Open bhagemeier opened 1 year ago
Still a very much needed feature! @jessek any plans for it?
We have someone working on it now. The performance gain is not yet as much as we would have expected. Please stay tuned for updates.
The performance gain is not yet as much as we would have expected.
That's weird...Hopefully it will be optimized! :+1:
We have someone working on it now. The performance gain is not yet as much as we would have expected. Please stay tuned for updates.
How is your project going along? I am CPU bottle-necked using hashdeep, and would greatly love a "xxhashdeep" or similar. Even small improvements would be helpful.
Hi there,
at Juelich Supercomputing Centre, we've recently been researching convenient tools to generate and verify hash sums of large collections of data. The amounts we're typically talking about are in the area of several TB to PB. We've found hashdeep to be convenient and providing a good interface including parallelisation options that may be important to checksum and verify many small files.
We've also come across the xxHash algorithm, which has been specifically designed to create checksums over extremely large amounts of data.
We have found the commandline tools provided for xxHash to lack some functionality offered by hashdeep. Therefore, we propose to integrate xxHash into hashdeep to improve the support for use cases dealing with extremely large volumes of data. Moreover, we also support the idea of integrating Blake3, as mentioned in #397.

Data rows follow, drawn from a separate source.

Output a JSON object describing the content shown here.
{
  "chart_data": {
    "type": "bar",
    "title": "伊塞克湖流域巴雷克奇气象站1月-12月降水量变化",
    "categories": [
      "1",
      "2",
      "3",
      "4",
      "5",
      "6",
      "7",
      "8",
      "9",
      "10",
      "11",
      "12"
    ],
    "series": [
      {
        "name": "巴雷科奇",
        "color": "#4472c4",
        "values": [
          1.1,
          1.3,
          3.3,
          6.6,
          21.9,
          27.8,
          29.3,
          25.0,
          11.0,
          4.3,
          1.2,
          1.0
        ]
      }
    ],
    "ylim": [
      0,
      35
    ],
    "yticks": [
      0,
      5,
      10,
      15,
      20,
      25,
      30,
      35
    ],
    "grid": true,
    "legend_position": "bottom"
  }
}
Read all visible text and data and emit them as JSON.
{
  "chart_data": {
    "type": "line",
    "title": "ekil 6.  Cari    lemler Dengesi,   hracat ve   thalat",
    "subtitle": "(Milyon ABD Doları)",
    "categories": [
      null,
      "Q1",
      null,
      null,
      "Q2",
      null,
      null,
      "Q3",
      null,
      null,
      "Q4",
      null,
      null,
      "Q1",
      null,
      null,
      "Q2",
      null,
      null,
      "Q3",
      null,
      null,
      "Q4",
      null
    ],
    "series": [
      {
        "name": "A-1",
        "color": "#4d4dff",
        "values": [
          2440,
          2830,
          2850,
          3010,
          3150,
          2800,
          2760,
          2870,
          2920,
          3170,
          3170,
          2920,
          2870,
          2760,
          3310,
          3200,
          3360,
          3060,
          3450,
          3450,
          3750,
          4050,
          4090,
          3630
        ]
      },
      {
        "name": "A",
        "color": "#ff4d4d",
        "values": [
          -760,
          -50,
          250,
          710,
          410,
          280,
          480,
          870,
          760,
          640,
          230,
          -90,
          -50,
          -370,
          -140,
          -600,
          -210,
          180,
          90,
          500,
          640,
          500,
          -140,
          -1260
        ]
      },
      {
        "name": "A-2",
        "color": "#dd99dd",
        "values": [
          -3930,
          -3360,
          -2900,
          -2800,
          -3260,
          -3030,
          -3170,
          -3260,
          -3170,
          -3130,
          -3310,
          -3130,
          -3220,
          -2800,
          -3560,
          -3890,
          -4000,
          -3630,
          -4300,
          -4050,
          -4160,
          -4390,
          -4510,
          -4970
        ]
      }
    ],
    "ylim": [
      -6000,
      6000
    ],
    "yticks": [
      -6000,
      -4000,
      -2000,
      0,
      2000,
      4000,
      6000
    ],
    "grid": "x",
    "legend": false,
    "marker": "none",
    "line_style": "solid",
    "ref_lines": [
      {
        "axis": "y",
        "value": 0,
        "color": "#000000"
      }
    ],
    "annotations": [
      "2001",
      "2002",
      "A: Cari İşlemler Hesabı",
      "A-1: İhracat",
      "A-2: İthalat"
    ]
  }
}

In the spirit of Open Source, we do offer our full support in doing the integration ourselves, but would like to learn about your willingness to include the code in the main branch afterwards. Additionally, if there were good reasons to omit algorithms such as xxHash or Blake3, please let us know about them.
In order to support our request in numbers, here's a comparison of various algorithms supported in hashdeep and xxHash on a 155GB data set of two files.
As you can see, xxHash it at least 5 times faster than the fastest algorithm supported by hashdeep.